Twenty-two MRI-negative patients were included who had focal ictal onset from the operculoinsular cortex on intracranial EEG, and underwent focal resection limited to the operculoinsular cortex. MRI postprocessing was applied to presurgical T1-weighted volumetric MRI using a morphometric analysis program (MAP).
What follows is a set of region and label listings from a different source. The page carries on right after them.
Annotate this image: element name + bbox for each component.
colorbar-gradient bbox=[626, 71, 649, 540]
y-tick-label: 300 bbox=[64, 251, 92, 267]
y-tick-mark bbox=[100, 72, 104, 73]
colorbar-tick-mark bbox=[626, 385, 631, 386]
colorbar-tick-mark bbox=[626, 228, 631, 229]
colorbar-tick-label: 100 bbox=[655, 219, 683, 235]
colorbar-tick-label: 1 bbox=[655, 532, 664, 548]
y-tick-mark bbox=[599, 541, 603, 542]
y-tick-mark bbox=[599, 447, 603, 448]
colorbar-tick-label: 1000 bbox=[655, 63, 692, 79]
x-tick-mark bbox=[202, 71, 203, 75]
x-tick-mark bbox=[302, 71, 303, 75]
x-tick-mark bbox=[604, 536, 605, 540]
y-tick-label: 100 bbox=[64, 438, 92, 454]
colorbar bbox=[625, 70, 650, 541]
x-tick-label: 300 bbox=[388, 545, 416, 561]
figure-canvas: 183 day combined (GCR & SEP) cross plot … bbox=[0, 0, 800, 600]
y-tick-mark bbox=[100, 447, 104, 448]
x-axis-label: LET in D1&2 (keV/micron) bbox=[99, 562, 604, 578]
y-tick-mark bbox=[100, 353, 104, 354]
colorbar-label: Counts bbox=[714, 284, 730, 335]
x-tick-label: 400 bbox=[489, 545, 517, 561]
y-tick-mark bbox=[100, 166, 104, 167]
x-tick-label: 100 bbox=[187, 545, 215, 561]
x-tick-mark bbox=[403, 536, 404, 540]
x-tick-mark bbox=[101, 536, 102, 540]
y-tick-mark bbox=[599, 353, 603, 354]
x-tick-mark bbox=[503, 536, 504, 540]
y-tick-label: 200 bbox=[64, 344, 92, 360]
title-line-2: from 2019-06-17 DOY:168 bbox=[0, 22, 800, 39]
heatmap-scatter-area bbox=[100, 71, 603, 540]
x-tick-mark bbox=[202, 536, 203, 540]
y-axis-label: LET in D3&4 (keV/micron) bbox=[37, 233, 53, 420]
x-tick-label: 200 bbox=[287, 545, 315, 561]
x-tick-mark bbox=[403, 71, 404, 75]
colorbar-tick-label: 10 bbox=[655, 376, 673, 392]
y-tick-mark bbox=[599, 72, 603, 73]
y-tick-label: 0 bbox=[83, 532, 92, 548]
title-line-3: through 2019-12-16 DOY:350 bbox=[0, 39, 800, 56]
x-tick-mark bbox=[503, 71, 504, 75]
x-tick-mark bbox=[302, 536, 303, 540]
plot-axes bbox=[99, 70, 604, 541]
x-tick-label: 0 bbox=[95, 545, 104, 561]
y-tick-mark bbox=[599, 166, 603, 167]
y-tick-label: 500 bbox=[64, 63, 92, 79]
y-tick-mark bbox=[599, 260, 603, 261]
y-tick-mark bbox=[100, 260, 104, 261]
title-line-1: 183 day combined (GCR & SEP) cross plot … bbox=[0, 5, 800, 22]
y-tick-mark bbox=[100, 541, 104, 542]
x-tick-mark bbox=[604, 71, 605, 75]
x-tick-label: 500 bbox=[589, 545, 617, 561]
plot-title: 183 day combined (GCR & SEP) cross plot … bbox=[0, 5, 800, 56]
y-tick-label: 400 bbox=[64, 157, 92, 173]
Individual and combined localization yields of MAP, FDG-PET, MEG, and SISCOM were compared with the ictal onset location on intracranial EEG. Seizure outcomes were reported at 1 year and 2 years (when available) using the Engel classification.

RESULTS

Ten patients (45.5%, 10/22) had operculoinsular abnormalities on MAP; 5 (23.8%, 5/21) had operculoinsular hypometabolism on FDG-PET; 4 (26.7%, 4/15) had operculoinsular hyperperfusion on SISCOM; and 6 (30.0%, 6/20) had an MEG cluster (3 tight, 3 loose) within the operculoinsular cortex. The highest yield of a 2-test combination was 59.1%, seen with MAP and SISCOM, followed by 54.5% with MAP and FDG-PET, and also 54.5% with MAP and MEG. The highest yield of a 3-test combination was 68.2%, seen with MAP, MEG, and SISCOM. The yield of the 4-test combination remained at 68.2%. When all other tests were negative or nonlocalizing, unique information was provided by MAP in 5, MEG in 1, SISCOM in 2, and FDG-PET in none of the patients. One-year follow-up was available in all patients, and showed 11 Engel class IA, 4 class IB, 4 class II, and 3 class III/IV. Two-year follow-up was available in 19 patients, and showed 9 class IA, 3 class IB, 1 class ID, 3 class II, and 3 class III/IV.

CONCLUSIONS

This study highlights the individual and combined values of multiple noninvasive modalities for the evaluation of nonlesional operculoinsular epilepsy. The 3-test combination of MAP, MEG, and SISCOM represented structural, interictal, and ictal localization information, and constituted the highest yield. MAP showed the highest yield of unique information when other tests were negative or nonlocalizing.